What I should have done is gone northeast from Andromeda – technically the PA from M31 to Σ79 is 41° – and what would have helped immensely is to just draw a line between the galaxy and fourth magnitude Phi Andromedae. Σ79 falls just east of that line about three degrees south of Phi and almost five degrees northeast of M31. Here’s a chart from Stellarium that should help.
When scouting this region with 15X70 binoculars I picked up a wonderful cascade of 7th and 8th magnitude stars just to the north, while a shorter cascade actually leads to Σ79, though I didn’t realize that at the time. It really does pay to study – not just glance at, but study – the charts in advance. Would have saved me some time – but then, time prowling a starry sky is never relly wasted 😉
So – arriving at Σ79 my color imagination was working overtime and I saw a wonderful primary I pegged as pale yellow and a secondary I felt was violet. Haas has them as “pearly white and pale blue-violet” in heer “double stars for small telescopes” book. I have to admit, her colors certainly fit the spectrums better than mine. Not sure where that yellow came from. I was using a 127mm Meade AR5 achromat with a 24mm Panoptic and got a delicate split at 49X. The view was much more satisfying with a 13mm Nagler (90X). However, I enjoyed the view in the 60mm Tasco better – the power drops to about 42X when using the 24mm Panoptic in this old F16.7 achromat, but the view is one to kill for – especially with the 13mm Nagler. OK – that’s a judgment call. I always love the view in the 60mm as long as the doubles are bright enough, and int his case they produced two, absolutely clean, bullet holes in the velvet blackness of night – side-by-side and close, not just in spacing, but in brightness. I love it!
In fact, I got so enthusiastic about the view in the 60mm I had to push my luck and try the 50mm Stellarvue Sparrow Hawk I was using as a finder. It’s fvertyf ast – about F4 – and I got 40X out of it – about its effective maximum – by using a 5mm Tak LE. Pristinely delicate and absolutely charming!
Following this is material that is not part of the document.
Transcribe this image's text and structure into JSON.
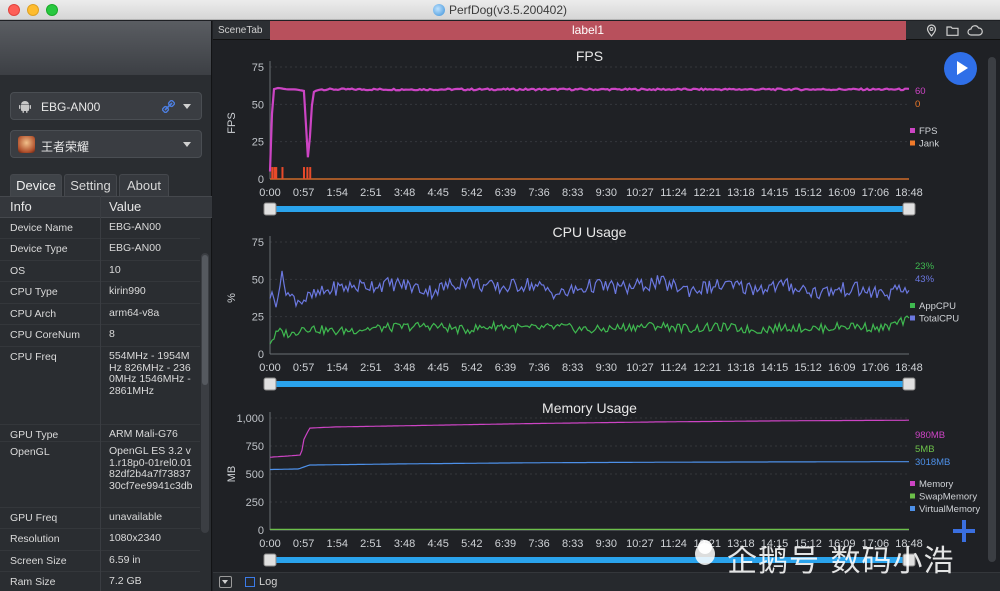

OK – maybe seeing was especially good. Maybe I’ve just looked at too many double stars. I’m not at all sure this would have thrilled a visitor to my little observatory. Heck, I’m not sure they even would have seen the split. But it’s the sort of thing I really enjoy. Σ79 is a keeper. I like the region. And it blows my mind to be looking one moment at a few hundred billion stars 2.5 million light years away, then barely moving your scope to zoom in on something a mere 400 light years away. Those are the sorts of things that keep me coming back to a double like Σ79.